The current need is for NASA, and private sector space exploration companies which seek to colonize Mars, to get much more funding than they do currently. What exactly is to be gained by this “far out” objective of settling people on Mars? Why bother moving thousands of people tens of millions of miles away to a hostile landscape?
(1) For the science – “To think God’s thoughts after Him, and to read His book of nature.”
(2) To build multi-planetary redundancy into the human race in preparation for possible extinction-level events on Earth
(3) For the resources on Mars and the asteroid belt
(4) To elicit wonder and a sense of purpose – to make it possible for people to wake up knowing that, if they choose, they can walk on another planet in as little as six months, or they can contribute to the ability of others to do so
(5) For the explorers and colonists to have an adventure unrivaled in the history of mankind – this is the kind of thing which teaches all of us to have courage, to dream, to have hope in greater purposes
Those last two reasons will have the most immediate impact on the greatest number of people. Many people will be profoundly inspired by the thought that humanity has a permanent, reachable presence on another world.

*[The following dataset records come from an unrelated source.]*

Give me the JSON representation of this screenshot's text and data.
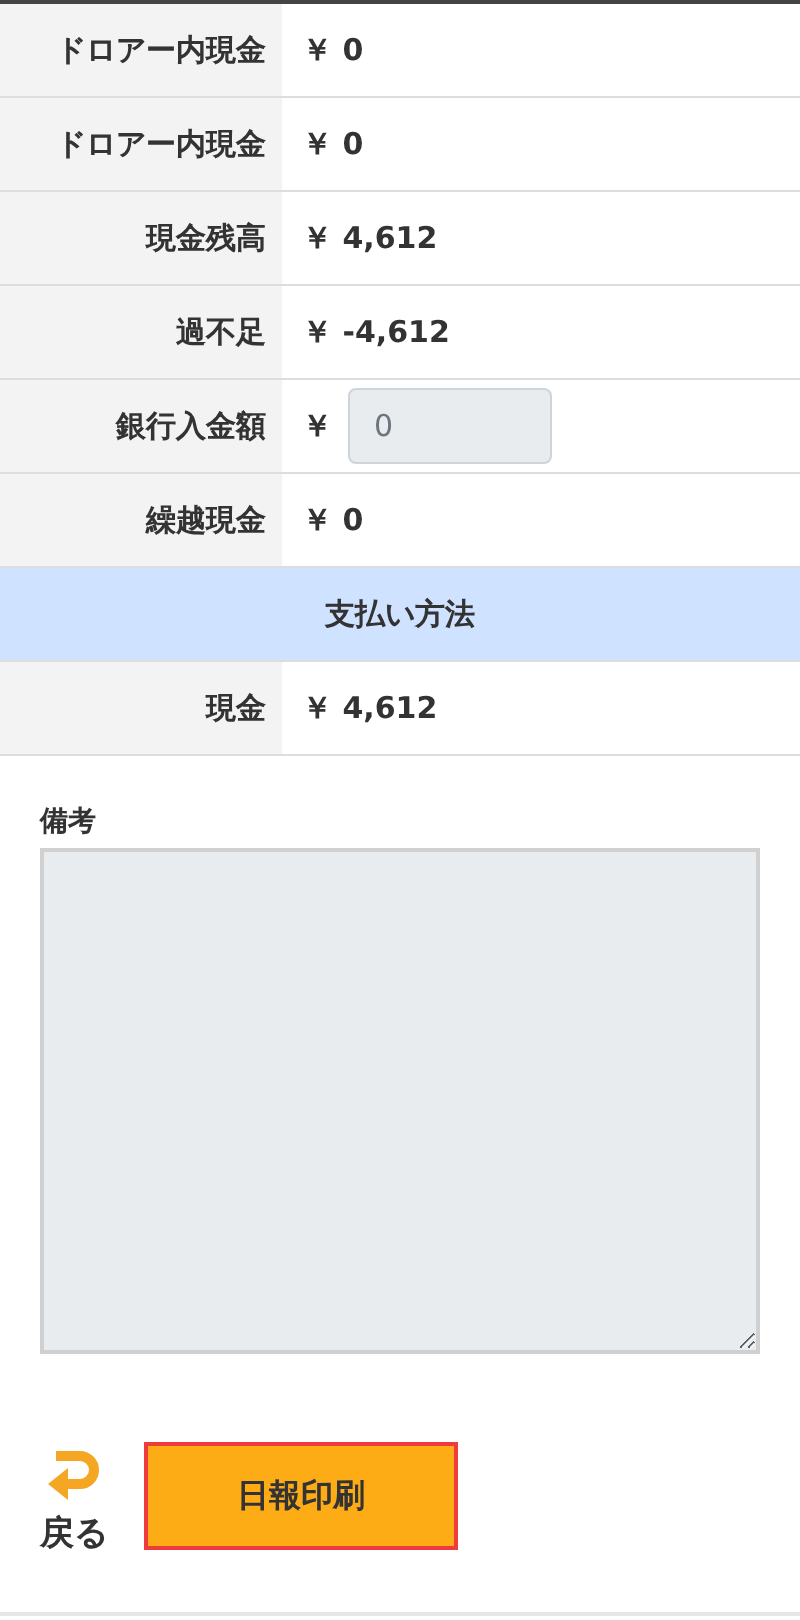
{
  "summary_rows": [
    {
      "kind": "amount",
      "label": "ドロアー内現金",
      "currency": "￥",
      "value": "0"
    },
    {
      "kind": "amount",
      "label": "ドロアー内現金",
      "currency": "￥",
      "value": "0"
    },
    {
      "kind": "amount",
      "label": "現金残高",
      "currency": "￥",
      "value": "4,612"
    },
    {
      "kind": "amount",
      "label": "過不足",
      "currency": "￥",
      "value": "-4,612"
    },
    {
      "kind": "input",
      "label": "銀行入金額",
      "currency": "￥",
      "value": "0"
    },
    {
      "kind": "amount",
      "label": "繰越現金",
      "currency": "￥",
      "value": "0"
    }
  ],
  "payment_section": {
    "title": "支払い方法",
    "rows": [
      {
        "kind": "amount",
        "label": "現金",
        "currency": "￥",
        "value": "4,612"
      }
    ]
  },
  "notes": {
    "label": "備考"
  },
  "back_button": {
    "label": "戻る"
  },
  "print_button": {
    "label": "日報印刷"
  }
}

Exploration-wise, things have been relatively boring on the Earth for the last hundred years, since the secrets of the terrestrial frontiers were essentially exhausted and passed into familiarity. There are still a few mysterious pockets here and there – lost cities, previously unknown flora and fauna, caves, etc. – and much of the ocean remains unexplored, but there haven’t been any new LANDS to discover in quite a while. Mars has new lands in abundance, on the scale of 83% of Earth’s land area. A person walking around on Mars would have nearly as much land mass to explore as the totality of Earth’s continents. (Should there ever be an ocean on a terraformed Mars, we should be careful where we put our settlements from the start, lest they be submerged eventually.)
A century ago, when there were suddenly no more frontiers on Earth, we turned to science fiction and fantasy as surrogates to satiate the explorer’s impulse. Fifty years later we ventured beyond the Earth’s immediate grasp, and even went to the moon. But, from its beginning, space exploration has been reserved for professionals only. The dream has been forced into a narrow funnel, to the point that it has lost much of its vitality in the mind of the average Terran.

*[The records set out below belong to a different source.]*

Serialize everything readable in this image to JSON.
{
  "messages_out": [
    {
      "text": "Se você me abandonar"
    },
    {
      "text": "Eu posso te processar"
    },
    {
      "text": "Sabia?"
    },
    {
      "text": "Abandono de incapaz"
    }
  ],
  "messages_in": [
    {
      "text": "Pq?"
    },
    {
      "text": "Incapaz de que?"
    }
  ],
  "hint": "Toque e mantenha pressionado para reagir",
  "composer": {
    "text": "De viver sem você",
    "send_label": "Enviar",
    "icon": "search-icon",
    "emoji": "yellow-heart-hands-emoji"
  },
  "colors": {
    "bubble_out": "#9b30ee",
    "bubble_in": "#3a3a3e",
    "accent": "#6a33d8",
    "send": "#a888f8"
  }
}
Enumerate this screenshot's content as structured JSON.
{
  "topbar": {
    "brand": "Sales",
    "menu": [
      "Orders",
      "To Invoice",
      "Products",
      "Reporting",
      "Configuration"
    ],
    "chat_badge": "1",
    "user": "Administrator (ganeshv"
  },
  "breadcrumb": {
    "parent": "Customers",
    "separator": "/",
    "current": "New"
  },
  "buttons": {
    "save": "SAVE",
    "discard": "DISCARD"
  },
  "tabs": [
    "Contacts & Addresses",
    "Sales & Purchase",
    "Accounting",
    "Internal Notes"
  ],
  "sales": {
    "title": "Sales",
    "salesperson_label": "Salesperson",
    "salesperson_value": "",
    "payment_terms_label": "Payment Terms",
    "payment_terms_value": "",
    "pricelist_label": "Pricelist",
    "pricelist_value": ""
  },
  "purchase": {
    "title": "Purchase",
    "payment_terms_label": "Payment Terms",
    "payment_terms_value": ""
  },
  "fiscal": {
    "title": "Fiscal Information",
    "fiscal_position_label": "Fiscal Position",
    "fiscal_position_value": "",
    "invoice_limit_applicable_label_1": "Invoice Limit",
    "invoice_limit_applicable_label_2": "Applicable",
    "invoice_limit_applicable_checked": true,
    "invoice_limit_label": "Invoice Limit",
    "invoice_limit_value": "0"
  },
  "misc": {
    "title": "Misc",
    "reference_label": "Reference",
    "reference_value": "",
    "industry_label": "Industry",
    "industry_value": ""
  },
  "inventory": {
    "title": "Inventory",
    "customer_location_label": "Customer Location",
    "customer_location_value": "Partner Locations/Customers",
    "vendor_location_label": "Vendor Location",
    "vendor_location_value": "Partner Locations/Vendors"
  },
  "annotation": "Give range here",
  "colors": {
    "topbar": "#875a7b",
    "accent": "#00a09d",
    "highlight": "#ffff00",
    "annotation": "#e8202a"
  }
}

Imaginative stories can stir our souls, and the forays of professional explorers can intrigue us, but NOTHING we have experienced in recent history will compare to the psychological and emotional effect of interplanetary exploration and colonization accessible to humanity in general. Mars is the best available object of this fascination and the worthiest destination. As a carrot, the moon is closer, but it will always be heavily Earth-dependent due to its lack of an atmosphere and its scant life-supporting resources. Mars, with its vestigial atmosphere, faint magnetic field in the south, abundant CO2 and H2O, and its 24-hour day, is much more promising for establishing a self-sustaining human presence truly independent of the Earth.
Few people alive today can remember the excitement of truly unexplored horizons. Thankfully, writers like Edgar Rice Burroughs encapsulated that excitement in their writings, so that we might taste it, if only vicariously, through their characters and historical figures. Now, after a difficult century of planetary cabin fever, we finally possess the technology (or have the capability to build the technology) to explore above and beyond the horizons we know. Mars is the ultimate frontier, and it is open to us, if we have the courage and will to go and discover.